Morehouse College, an historically Black college in Atlanta, was one of the first collegesto cancel its football season for this fall due to the pandemic.   KJ Philips, a senior  linebacker at  Morehouse, said, “I am very distraught and dejected about the cancellation of my upcoming season. As an HBCU student and future graduate, it is very unfortunate that other schools that have more monetary gains, funds and a more profound alumni base than Morehouse might still be able to have their season, despite the circumstances around COVID-19.”

Following Morehouse’s decision to suspend all fall sports this year, the Southern Intercollegiate Athletic Conference announced that it will not sponsor football in 2020. The SIAC has 14 colleges or universities that compete in athletics, and Savannah State University is one of them. There is considerable concern around the cost associated with testing and maintaining a safe environment for student athletes.

Milton Woodard IV, a junior safety at SSU, said, “Earlier last week we heard news that our conference is cancelling football for the fall semester.  I feel that this is the correct decision regarding everything going on concerning COVID-19 and player safety.  Many of my teammates did not agree with the decision. However, I believe player safety is important.  Unlike the National Football League, where resources are available to control every aspect of life, my college team does not have the adequate resources to control everything. Therefore, I believe this is the correct decision at the time. Although I would love to play football this upcoming season,  I am all for it being canceled out of consideration for the welfare of the players.  Moving forward, I will continue to train and I will be ready to perform at the highest level whenever I am allowed to play football again.”

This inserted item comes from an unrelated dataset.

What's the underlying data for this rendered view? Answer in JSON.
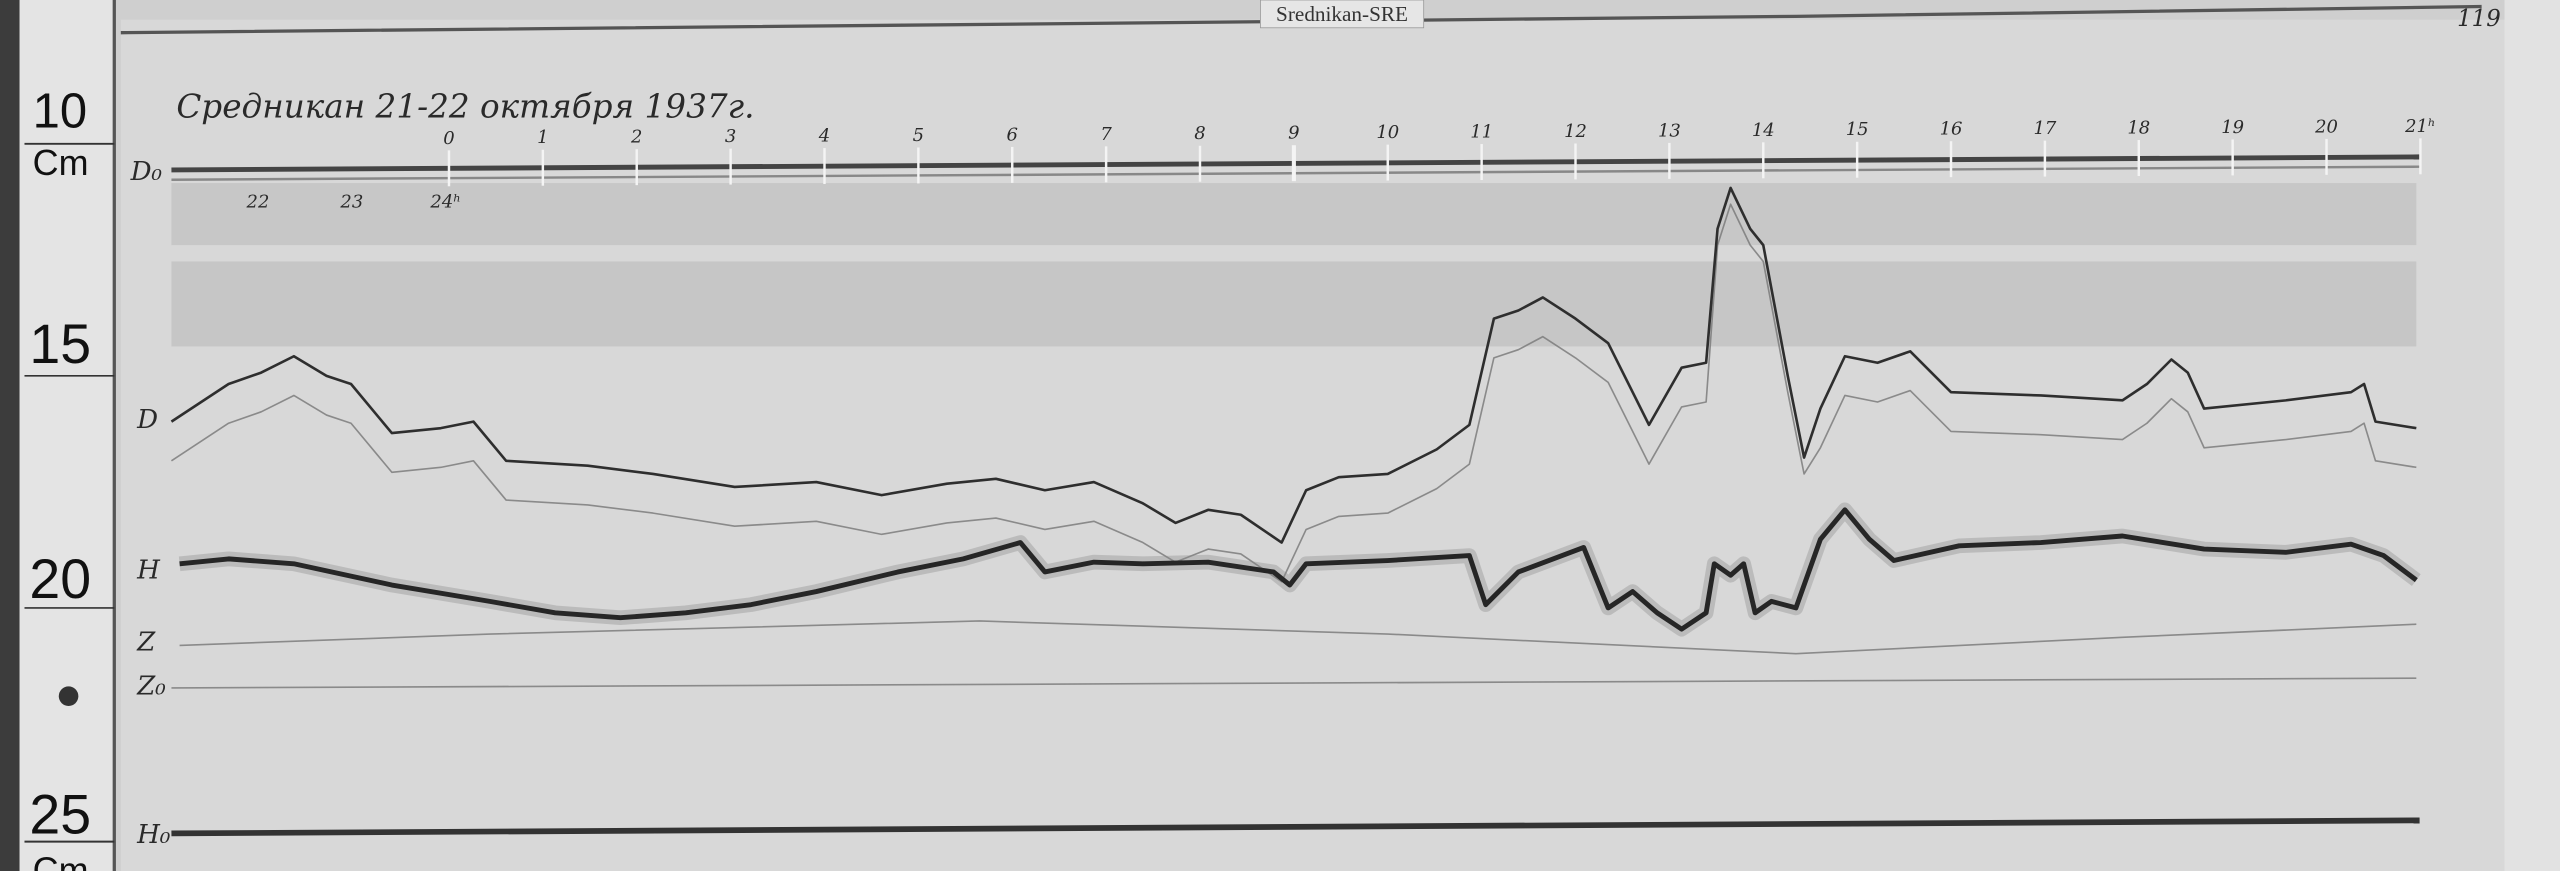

The Ivy League Council of Presidents said Wednesday that all fall sports, including football, will not be played this fall. The announcement makes the Ivy League the first Division I conference to drop out of the upcoming college football season.

Ryan Glover, senior quarterback at the University of Pennsylvania said, “When I first got the notification concerning the cancellation of my season on my phone it did hurt because I was looking forward to my senior season as I worked so hard to be at the position I am now. We are planning on having a reduced season in the spring. Other than that, I am looking forward to the plans God has for my future.”

Brian Howard, the sports information director at FAMU, believes FAMU will have a football season. It is important to be flexible, Howard added. Southern University canceled its Sept. 12 game against FAMU in Baton Rouge, but FAMU has since arranged to play Jackson State on that date.

“A lot of changes have been happening day-to-day.  This plan might change as we move into August, but I know the plan has been in place to have a full season.  If a player does test positive, they will be taken to a different location and quarantined for 15 days,” Howard said in an email.

Before FAMU student athletes can work out, they must complete a COVID-19 test with a negative result.  Face coverings must be worn by these athletes at all times, unless they are working out, and physical distancing is required.  These workouts will consist of small groups of eight student athletes, and will be in 30-35 minute increments in which the players will have scheduled times for entry into facilities for treatment and training.